Titre : L’arbre monde
Auteur : Richard Powers
Littérature américaine
Titre original : The overstory
Traducteur : Serge Chauvin
Editeur : Cherche-Midi
Nombre de pages : 550
Date de parution : 6 septembre 2018

«  Personne ne voit les arbres. Nous voyons des fruits, nous voyons des noix, nous voyons du bois, nous voyons de l’ombre. Nous voyons des ornements ou les jolies couleurs de l’automne. Des obstacles qui bloquent la route ou qui obstruent la piste de ski. Des lieux sombres et menaçants qu’il faut défricher. Nous voyons des branches qui risquent de crever notre toit. Nous voyons une poule aux oeufs d’or. Mais les arbres…les arbres sont invisibles. »

Avec ce roman, Richard Powers nous donne à voir et à ressentir les arbres. Il rappelle avec force que l’environnement est vivant, que l’homme dont l’existence représente une minute dans la journée du monde parvient pourtant à détruire la terre boisée pour ses envies de prospérité et qu’il est temps de prendre conscience que pour résoudre le futur, il convient de sauver le passé.

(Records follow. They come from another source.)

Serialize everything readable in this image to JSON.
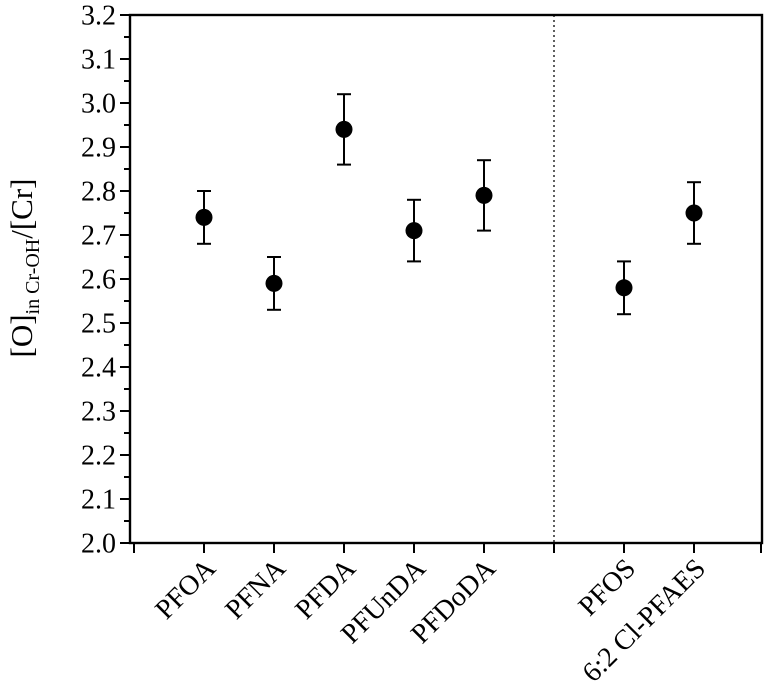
{
  "window": {
    "background": "#ffffff"
  },
  "chart_data": {
    "type": "scatter",
    "title": "",
    "xlabel": "",
    "ylabel": {
      "base": "[O]",
      "subscript": "in Cr-OH",
      "suffix": "/[Cr]",
      "plain": "[O]in Cr-OH/[Cr]"
    },
    "ylim": [
      2.0,
      3.2
    ],
    "y_major_step": 0.1,
    "y_minor_step": 0.05,
    "y_tick_decimals": 1,
    "categories": [
      "PFOA",
      "PFNA",
      "PFDA",
      "PFUnDA",
      "PFDoDA",
      "PFOS",
      "6:2 Cl-PFAES"
    ],
    "series": [
      {
        "name": "O-in-Cr-OH-to-Cr-ratio",
        "marker": "circle",
        "color": "#000000",
        "values": [
          2.74,
          2.59,
          2.94,
          2.71,
          2.79,
          2.58,
          2.75
        ],
        "errors": [
          0.06,
          0.06,
          0.08,
          0.07,
          0.08,
          0.06,
          0.07
        ]
      }
    ],
    "separator": {
      "after_category_index": 4,
      "style": "dotted",
      "color": "#1a1a1a"
    },
    "grid": false,
    "legend": false,
    "axis_color": "#000000"
  }
}
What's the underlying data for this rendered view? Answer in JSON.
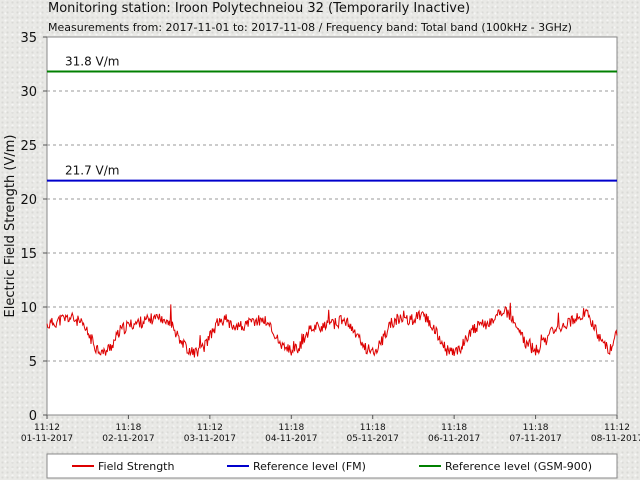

L’homme et l’arbre sont issus du même ancêtre et possèdent encore aujourd’hui des gènes communs. En zoomant sur le passé de chacun des neuf personnages, l’auteur montre que nous sommes forts de nos racines, qu’elles se ramifient dans l’espace. Le roman commence comme un recueil de nouvelles, le temps de faire connaissance avec les personnages et l’importance des arbres dans leur vie.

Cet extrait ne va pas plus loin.